2020年11月25日水曜日

箱書き

小鉢の収集家から桐箱とその表書きを依頼されまあまあに仕上がったので、ブログの読者の皆様にお披露目する気になりました。ひとくちに桐箱といっても材料からデザイン技術までピンキリですが、今日ご紹介する八つは中身から箱まで優秀な作品ばかりです。


平安東福寺・緑釉外縁二段切足長方
やや重みをもたせた楷書体を主にし、作者名(平安東福寺)を下部の隅にそっと静かにおいた対比が個性的です。


平安東福寺・緑釉窯変切立楕円水盤
東福寺の小品水盤は希少で、出来上がりも非常にいい感じです。


東福寺・鉄砂釉正方水滴
鉢ではなくしゃれた文具です。小物らしくやわらかく崩した草書体がよく似合います。


平安東福寺・紫泥外縁二段切足長方
横に字数が多過ぎるので、作者名(平安東福寺)を中央へ配し、鉢名の文字をやや癖のある行書体にしました。
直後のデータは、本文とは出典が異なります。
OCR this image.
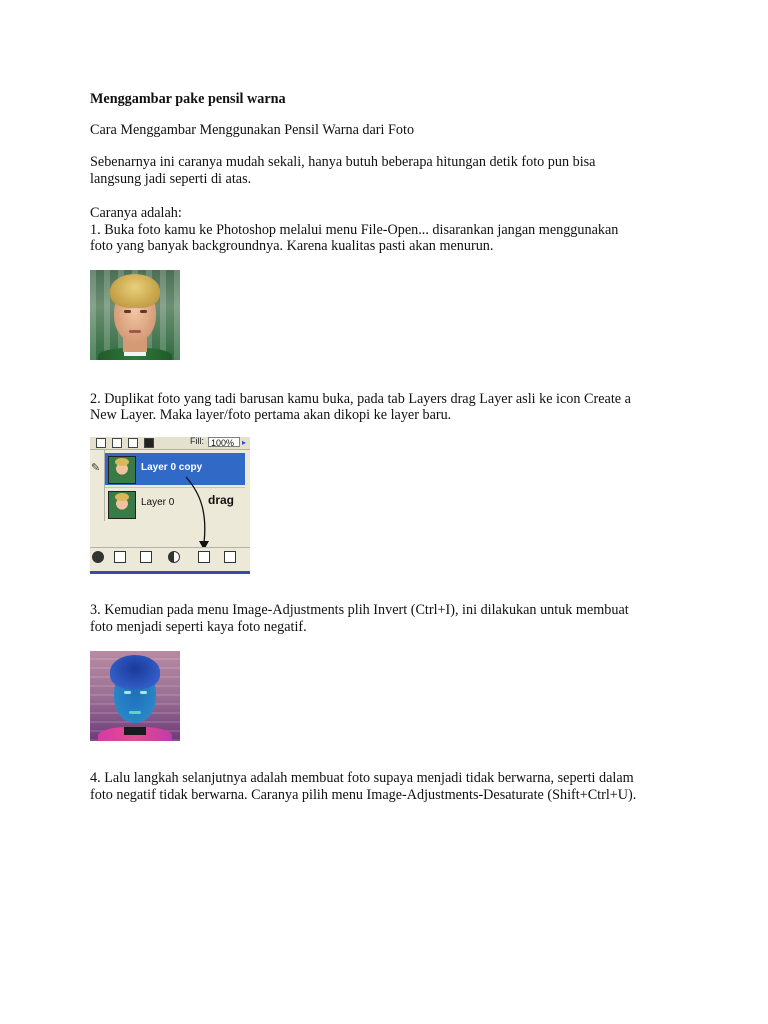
Menggambar pake pensil warna
Cara Menggambar Menggunakan Pensil Warna dari Foto
Sebenarnya ini caranya mudah sekali, hanya butuh beberapa hitungan detik foto pun bisa
langsung jadi seperti di atas.
Caranya adalah:
1. Buka foto kamu ke Photoshop melalui menu File-Open... disarankan jangan menggunakan
foto yang banyak backgroundnya. Karena kualitas pasti akan menurun.
2. Duplikat foto yang tadi barusan kamu buka, pada tab Layers drag Layer asli ke icon Create a
New Layer. Maka layer/foto pertama akan dikopi ke layer baru.
Fill: 100% ▸
✎	Layer 0 copy
Layer 0	drag
3. Kemudian pada menu Image-Adjustments plih Invert (Ctrl+I), ini dilakukan untuk membuat
foto menjadi seperti kaya foto negatif.
4. Lalu langkah selanjutnya adalah membuat foto supaya menjadi tidak berwarna, seperti dalam
foto negatif tidak berwarna. Caranya pilih menu Image-Adjustments-Desaturate (Shift+Ctrl+U).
力強い迫力のある文字列ができあがりましたね。


島岡達三・三島手外縁切足楕円
やはり行書体風の文字をやや細めにおとなしくまとめました。もう少しボリューム感が欲しかったかな!?


東福寺緑釉隅入切立長方
鉢の形状は隅切りと隅入は間違いやすいのですが、縁の内側の隅の切れ込み具合から見ると、隅切りというまでには切れ込んでいませんので、隅入としました。微妙なところだと思います。
文字はきっちりと楷書体にまとめて、簡潔堅牢で好感が持てます。


水府散人・天目釉反縁段足長方
初っ端の天の字に思い切りアクセントを置いて変化を出し、それ以下の文字にはやや崩しを入れて総体を上手くまとめてあります。


永田健次郎・瑠璃釉反縁猫足輪花式
非常に珍しい鉢でめったに見られない形状です。また蔵者はこの釉を均釉と見たようですが、日本鉢であるが故に素直に瑠璃釉と表現してみました。均釉という場合は対象が支那鉢の場合に使用していただきたいと思います。